Tim Cappalli is thoroughly misguided throughout that discussion, but he's not threatening anything. Okta lets users require attestation, but it will never, ever force attestation on anyone.
Tim's not threatening, but he is saying quite clearly that sites on the internet (Relying Parties) might just not accept Passkeys from KeePassXC:
> The unfortunate piece is that your product choices can have both positive and negative impacts on the ecosystem as a whole. I've already heard rumblings that KeepassXC is likely to be featured in a few industry presentations that highlight security challenges with passkey providers, the need for functional and security certification, and the lack of identifying passkey provider attestation (which would allow RPs to block you, and something that I have previously rallied against but rethinking as of late because of these situations).
Tim's talking the reality of KeePassXC and the reality is that this specification is being built in a way where the user is fundamentally out of control. Where the industry at large has total control over your material, gets to say how you can store your keys, and will refuse you credential managers that they don't like.

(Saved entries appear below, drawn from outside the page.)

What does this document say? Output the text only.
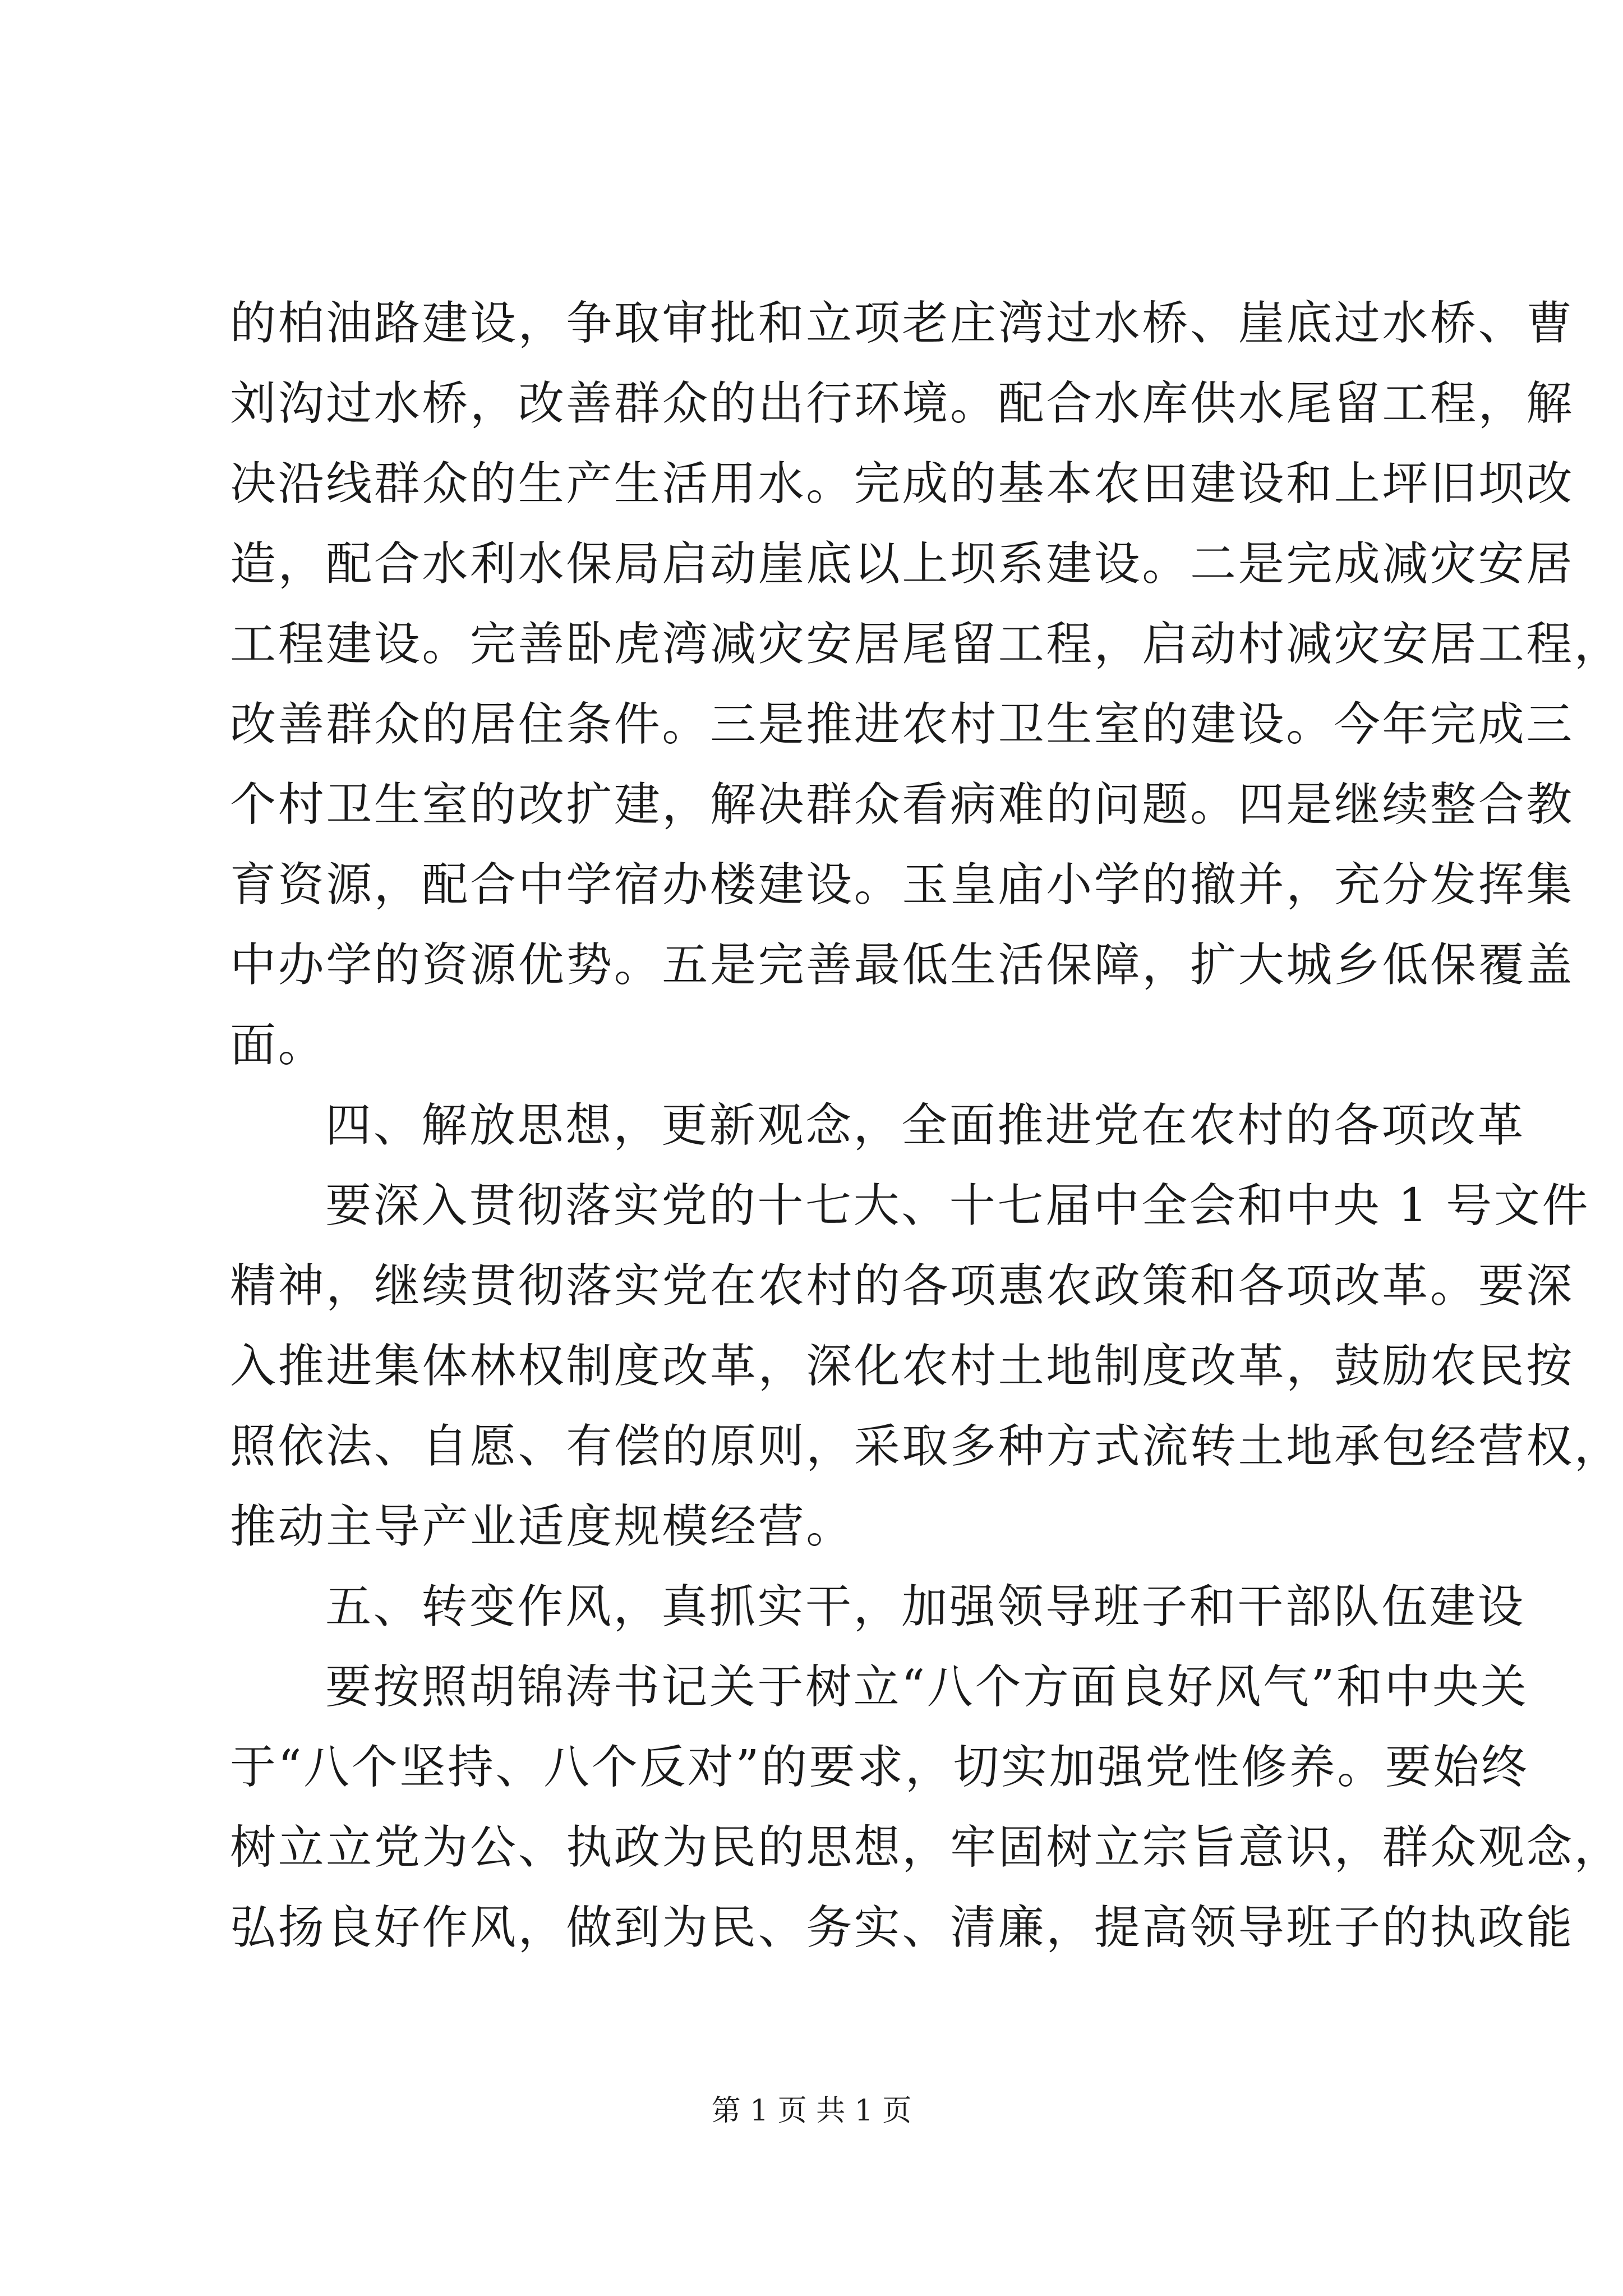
的柏油路建设，争取审批和立项老庄湾过水桥、崖底过水桥、曹
刘沟过水桥，改善群众的出行环境。配合水库供水尾留工程，解
决沿线群众的生产生活用水。完成的基本农田建设和上坪旧坝改
造，配合水利水保局启动崖底以上坝系建设。二是完成减灾安居
工程建设。完善卧虎湾减灾安居尾留工程，启动村减灾安居工程，
改善群众的居住条件。三是推进农村卫生室的建设。今年完成三
个村卫生室的改扩建，解决群众看病难的问题。四是继续整合教
育资源，配合中学宿办楼建设。玉皇庙小学的撤并，充分发挥集
中办学的资源优势。五是完善最低生活保障，扩大城乡低保覆盖
面。
四、解放思想，更新观念，全面推进党在农村的各项改革
要深入贯彻落实党的十七大、十七届中全会和中央 1 号文件
精神，继续贯彻落实党在农村的各项惠农政策和各项改革。要深
入推进集体林权制度改革，深化农村土地制度改革，鼓励农民按
照依法、自愿、有偿的原则，采取多种方式流转土地承包经营权，
推动主导产业适度规模经营。
五、转变作风，真抓实干，加强领导班子和干部队伍建设
要按照胡锦涛书记关于树立“八个方面良好风气”和中央关
于“八个坚持、八个反对”的要求，切实加强党性修养。要始终
树立立党为公、执政为民的思想，牢固树立宗旨意识，群众观念，
弘扬良好作风，做到为民、务实、清廉，提高领导班子的执政能
第 1 页 共 1 页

The proposed Credential Exchange Protocol draft also does not allow you to backup your key. A credential manager will only Export the key to another credential manager service, across public endpoints on the internet. Never transiting the user's control. So you have to trust your credential manager that they actually will let you export your credentials, to someone you can trust, at a future point in time. There's an issue open for this, but no real hope this ever gets better. https://github.com/fido-alliance/credential-exchange-feedbac...
Passkeys seem designed to never be trustable by users. There's always some online service somewhere holding your materials that governments will be able to legally strongarm the service into getting access to. You won't be able to Export when you need it. The security people seem intent on making sure computers are totally controlled by corporations and governments, in the worst ways. The top post is right. https://news.ycombinator.com/item?id=45737608
Correct, individual sites could make that choice. They won't, but they could. (Love the mention in the linked comment of Netflix and Disney, two services that don't even support proper MFA.)
We're completely on the same side, to be clear. I just have zero fear of KeePassXC (which I sometimes use with Okta!) being blocked by anything consumer-facing.
To your edit: I suppose this is strictly true, but it's relevant that Apple's own devices satisfy the attested hardware requirement. These are the same devices you need to have a full-fledged Apple account in the first place. That's more Apple doing Apple things than anything to do with passkeys, but it is indeed an example of not being able to use KeyPassXC. Will there be more than epsilon cases like that? I still don't think so, for what seem like obvious market reasons.
The specific part that I consider a threat is "which would allow RPs to block you, and something that I have previously rallied against but rethinking as of late because of these situations".
Sorry, to clarify: Okta is not for our purposes a relying party and won't do anything to force attestation on relying parties. The second bit of what he wrote is ambiguous, but charitably, could simply mean "I used to argue against requiring attestation, but now I'm not sure". Which is fine, since he has absolutely no pull when it comes to how Okta's product works (and to be fair, I don't think he implied otherwise or even mentioned Okta).